Para algunos periodistas, los nombres que colocan los padres a sus hijos puede ser un acto de “modernidad y posmodernidad”, rechazando que son una demostración de huachafería y por último de adaptación e inserción al sistema. No creemos que un nombre pueda ser un acto de racismo, tampoco compartimos aquella idea que los nombres deben de estar de acuerdo a los apellidos, porque esto último es más racista que aceptar o rechazar a una persona por sus nombres –y sus apellidos.
Cuando algunos analistas sostienen que algunos nombres pueden ser una demostración de huachafería, esa interpretación es correcta. Es decir, lo huachafo es necesariamente opuesto a lo conservador y por ende progresista frente al mismo, por ello cuando se produce la gran migración andina hacia Lima en la década del 50 del siglo que pasó, estos migrantes descubrieron una nueva sociedad a la cual no pertenecían pero, pretendían incorporarse, jugando los nombres una función muy importante. Por ello, el nombre no es un objetivo es simplemente un medio que genera inadecuación para los gustos conservadores que como respuesta los rechazan y se burlan de los mismos. Aunque este mismo proceso lo vivieron los italianos llegados a la Argentina que tomaron o hispanizaron sus nombres –Luis por Luigi-, los alemanes en el sur de Chile y los japoneses arribados al Perú.

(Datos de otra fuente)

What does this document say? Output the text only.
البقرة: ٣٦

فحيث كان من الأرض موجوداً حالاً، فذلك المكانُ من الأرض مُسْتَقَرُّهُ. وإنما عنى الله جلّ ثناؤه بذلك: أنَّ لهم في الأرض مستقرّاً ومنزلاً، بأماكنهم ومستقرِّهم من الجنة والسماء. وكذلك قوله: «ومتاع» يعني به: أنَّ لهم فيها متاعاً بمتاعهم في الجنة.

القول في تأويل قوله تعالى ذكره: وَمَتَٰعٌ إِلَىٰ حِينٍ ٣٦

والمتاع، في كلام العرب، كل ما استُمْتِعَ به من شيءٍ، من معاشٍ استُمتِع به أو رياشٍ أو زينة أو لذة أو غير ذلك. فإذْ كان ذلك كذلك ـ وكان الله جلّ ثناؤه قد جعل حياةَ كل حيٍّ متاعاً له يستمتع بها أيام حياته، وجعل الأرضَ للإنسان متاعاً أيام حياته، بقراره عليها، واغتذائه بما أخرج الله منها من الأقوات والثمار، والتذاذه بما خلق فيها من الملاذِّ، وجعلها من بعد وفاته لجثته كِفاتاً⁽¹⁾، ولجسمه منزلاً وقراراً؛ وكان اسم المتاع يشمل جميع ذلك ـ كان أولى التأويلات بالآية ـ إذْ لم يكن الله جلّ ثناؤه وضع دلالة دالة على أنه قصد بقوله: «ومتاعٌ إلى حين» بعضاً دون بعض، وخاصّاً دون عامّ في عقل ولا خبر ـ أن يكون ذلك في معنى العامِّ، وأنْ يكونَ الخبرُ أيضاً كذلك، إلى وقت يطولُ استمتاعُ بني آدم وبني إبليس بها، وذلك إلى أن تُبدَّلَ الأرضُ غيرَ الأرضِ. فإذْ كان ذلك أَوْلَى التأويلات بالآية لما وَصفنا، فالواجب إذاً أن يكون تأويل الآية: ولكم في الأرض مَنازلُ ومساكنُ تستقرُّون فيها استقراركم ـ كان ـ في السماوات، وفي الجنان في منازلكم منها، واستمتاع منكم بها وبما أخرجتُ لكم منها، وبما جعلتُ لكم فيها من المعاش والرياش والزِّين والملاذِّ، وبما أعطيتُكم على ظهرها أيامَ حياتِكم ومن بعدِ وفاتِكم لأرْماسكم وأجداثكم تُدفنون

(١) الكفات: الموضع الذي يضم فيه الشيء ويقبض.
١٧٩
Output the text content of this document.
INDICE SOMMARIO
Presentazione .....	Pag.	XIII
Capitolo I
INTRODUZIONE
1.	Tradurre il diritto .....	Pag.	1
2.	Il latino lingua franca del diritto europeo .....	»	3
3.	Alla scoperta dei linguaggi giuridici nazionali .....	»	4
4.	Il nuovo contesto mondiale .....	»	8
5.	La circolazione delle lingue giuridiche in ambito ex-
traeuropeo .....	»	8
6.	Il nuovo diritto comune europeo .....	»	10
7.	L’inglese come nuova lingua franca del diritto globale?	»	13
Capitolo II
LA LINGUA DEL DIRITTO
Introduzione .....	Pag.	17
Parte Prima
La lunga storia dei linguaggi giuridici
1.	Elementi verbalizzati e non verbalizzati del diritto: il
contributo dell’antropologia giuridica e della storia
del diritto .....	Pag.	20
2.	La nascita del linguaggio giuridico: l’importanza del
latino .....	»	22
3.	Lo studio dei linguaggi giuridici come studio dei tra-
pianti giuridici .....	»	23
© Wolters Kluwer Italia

Este proceso lo repiten los hijos de los migrados a Lima que ahora han decidido marchar a los Estados Unidos donde “el Pedro” es ahora “el Peter” y “el Juan” es “el John”. Un nuevo proceso de adaptación e incorporación en una sociedad que no tenía conocimiento de su existencia
2 comentarios:
dios mio y yo q queria ponerle a mi hijo ruperto hurtado ¿? jajaja tk mi zoily besos
Puede ser que los nombres reflejen algun grado de poder o muchas veces menosprecio, pero eso depende de la cultura de cada persona, y los prejuicios del pueblo.